Saturday, January 22, 2005

Complete and utter poetry

I'm putting my old poems on Complete and utter poetry. I've included dates, because some certainly require the indulgence usually afforded to juvenilia.

Thursday, January 20, 2005

Back in the USSR

Just finished reading vol 2 of Solzhenitsyn's Gulag Archipelago. He notes that the basis of the Labour Camp was established very early (largely inherited from Czarist Russia) and so, although it may be fashionable to blame Stalin for it all, it started before he became influential.

He also says that the labour camps became a vital part of the economy, doing work that the government couldn't afford to pay for. As a result, it was necessary to keep the camps full - so that if noone was actually commiting crimes they had to make them up (the alternative, to ameliorate conditions in the camps so that not so many died, wasn't apparently considered).

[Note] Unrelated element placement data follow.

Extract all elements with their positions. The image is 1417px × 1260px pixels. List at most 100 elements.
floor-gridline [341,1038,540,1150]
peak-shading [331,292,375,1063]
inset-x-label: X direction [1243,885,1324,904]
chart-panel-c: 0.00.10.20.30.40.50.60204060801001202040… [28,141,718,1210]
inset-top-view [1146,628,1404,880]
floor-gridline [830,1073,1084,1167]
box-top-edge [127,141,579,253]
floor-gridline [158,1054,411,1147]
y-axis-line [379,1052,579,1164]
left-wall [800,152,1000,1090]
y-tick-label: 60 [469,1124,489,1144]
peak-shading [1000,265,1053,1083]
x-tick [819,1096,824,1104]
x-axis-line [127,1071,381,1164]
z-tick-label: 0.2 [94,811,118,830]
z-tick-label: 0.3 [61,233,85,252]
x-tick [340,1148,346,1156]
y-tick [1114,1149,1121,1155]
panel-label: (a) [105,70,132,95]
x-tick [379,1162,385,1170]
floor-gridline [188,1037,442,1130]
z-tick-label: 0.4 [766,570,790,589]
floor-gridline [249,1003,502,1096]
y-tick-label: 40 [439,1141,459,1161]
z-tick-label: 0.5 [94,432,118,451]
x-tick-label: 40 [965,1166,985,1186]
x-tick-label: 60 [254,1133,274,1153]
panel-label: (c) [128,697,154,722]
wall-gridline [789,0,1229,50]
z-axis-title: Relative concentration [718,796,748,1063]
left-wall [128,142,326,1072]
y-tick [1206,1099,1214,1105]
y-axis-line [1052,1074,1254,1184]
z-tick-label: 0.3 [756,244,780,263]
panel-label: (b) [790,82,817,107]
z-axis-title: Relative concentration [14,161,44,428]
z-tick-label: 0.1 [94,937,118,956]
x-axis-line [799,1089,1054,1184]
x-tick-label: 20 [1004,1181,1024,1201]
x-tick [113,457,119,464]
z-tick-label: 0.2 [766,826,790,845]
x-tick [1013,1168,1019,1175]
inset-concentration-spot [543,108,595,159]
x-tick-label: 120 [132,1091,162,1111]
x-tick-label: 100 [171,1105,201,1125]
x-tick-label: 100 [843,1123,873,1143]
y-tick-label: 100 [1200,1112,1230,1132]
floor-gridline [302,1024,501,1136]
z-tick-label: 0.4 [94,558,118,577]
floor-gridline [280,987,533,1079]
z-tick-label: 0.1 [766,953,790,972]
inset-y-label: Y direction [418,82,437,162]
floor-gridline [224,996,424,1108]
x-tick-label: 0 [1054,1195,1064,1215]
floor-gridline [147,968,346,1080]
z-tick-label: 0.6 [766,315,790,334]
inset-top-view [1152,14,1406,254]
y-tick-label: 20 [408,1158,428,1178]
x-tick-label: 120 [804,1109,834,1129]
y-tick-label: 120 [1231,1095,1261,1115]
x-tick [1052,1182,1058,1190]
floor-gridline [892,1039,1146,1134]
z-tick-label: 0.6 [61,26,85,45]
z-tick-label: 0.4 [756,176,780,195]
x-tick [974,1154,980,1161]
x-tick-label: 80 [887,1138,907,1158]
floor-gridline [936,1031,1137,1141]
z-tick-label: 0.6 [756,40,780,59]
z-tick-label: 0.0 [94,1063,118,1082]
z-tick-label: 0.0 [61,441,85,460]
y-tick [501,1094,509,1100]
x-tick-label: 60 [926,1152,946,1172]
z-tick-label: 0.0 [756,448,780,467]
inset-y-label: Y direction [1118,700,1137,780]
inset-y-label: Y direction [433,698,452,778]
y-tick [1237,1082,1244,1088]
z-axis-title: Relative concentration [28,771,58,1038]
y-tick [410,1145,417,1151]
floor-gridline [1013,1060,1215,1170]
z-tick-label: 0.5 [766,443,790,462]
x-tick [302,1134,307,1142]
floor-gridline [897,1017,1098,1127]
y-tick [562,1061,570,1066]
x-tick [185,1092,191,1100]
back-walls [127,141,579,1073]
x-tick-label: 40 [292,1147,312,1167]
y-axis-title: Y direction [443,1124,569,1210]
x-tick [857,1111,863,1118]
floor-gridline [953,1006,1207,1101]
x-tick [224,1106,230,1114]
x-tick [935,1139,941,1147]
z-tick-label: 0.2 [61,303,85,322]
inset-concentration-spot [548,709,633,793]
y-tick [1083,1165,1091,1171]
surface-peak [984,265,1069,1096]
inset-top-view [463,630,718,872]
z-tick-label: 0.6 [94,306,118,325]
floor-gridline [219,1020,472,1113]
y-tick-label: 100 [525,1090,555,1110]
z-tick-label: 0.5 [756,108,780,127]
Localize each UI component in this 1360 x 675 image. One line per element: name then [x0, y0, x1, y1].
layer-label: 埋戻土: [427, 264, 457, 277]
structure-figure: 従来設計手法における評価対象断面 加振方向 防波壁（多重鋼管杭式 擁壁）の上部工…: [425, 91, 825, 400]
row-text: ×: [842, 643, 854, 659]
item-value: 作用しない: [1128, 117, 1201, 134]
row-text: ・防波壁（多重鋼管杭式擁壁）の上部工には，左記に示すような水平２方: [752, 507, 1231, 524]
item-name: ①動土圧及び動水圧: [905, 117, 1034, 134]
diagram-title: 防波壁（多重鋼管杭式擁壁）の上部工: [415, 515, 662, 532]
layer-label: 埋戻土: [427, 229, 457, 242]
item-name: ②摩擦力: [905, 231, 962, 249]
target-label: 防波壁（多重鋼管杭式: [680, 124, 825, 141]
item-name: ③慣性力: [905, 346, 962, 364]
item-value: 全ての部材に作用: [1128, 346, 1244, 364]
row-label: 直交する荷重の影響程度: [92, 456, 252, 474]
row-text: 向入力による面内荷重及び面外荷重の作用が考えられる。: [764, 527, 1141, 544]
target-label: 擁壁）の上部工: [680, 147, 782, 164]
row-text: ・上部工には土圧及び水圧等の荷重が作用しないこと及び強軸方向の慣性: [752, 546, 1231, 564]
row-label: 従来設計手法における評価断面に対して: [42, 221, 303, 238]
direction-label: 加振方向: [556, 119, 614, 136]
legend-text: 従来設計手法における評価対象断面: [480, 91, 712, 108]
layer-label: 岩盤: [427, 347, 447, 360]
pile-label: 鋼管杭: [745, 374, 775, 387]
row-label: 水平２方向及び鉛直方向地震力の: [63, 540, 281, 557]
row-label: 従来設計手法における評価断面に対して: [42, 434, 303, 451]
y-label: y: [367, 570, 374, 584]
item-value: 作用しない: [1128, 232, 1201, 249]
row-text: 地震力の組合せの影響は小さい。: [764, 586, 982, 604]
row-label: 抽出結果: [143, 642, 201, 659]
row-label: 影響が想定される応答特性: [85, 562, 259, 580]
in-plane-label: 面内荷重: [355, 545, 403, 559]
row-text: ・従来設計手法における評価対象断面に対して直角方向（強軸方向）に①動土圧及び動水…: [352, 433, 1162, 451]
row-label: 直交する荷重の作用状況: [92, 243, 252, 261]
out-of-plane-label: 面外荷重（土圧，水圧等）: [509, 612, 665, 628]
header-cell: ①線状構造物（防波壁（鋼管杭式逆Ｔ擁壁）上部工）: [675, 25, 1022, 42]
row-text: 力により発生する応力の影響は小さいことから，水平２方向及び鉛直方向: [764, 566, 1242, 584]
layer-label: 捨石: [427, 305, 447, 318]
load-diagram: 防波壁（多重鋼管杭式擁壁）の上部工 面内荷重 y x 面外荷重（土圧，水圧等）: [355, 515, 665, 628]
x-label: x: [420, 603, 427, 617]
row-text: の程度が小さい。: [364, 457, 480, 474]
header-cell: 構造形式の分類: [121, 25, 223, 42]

He explains why it was that Communist Russia was always short of stuff (razor blades, toilet paper, bread). Each camp and prisoner was given a "work norm" of output for the year that they should reach (so many trees felled, etc.); failure to fufil the norm would lead to loss of rations, for everybody. I'm not sure whether the norms were theoretically realsitic or not, but certainly given extreme wether and the poor health of workers, they certainly were often unachievable. This left the camp bureacracy with a dilemma: tell the truth, and get less food, or lie. So they lied, and claimed to have met the norm.

The workers responsible for sending the timber down to the sawmills were left in a similar situation: either accept a smaller consigment of timber as being complete, or starve. So they said they got the timber and sent it on.

The saw mill was in a quandary: how could they fulfill their norm for the various wood products if they didn't recieve enough raw timber? Well, they could say that they had recieved it and cut it up and sent it on...

So this fictitious timber worked its way through the economy. The norms were met, the 5 Year Plan's targets were achieved, but there was no wood.

Strangest of all, it turned out that some timber had been felled but never shipped. Because the norm had already been met (on paper), nobody actually wanted real wood and the work it would entail. So the real wood was left to rot, while shops were empty of furniture.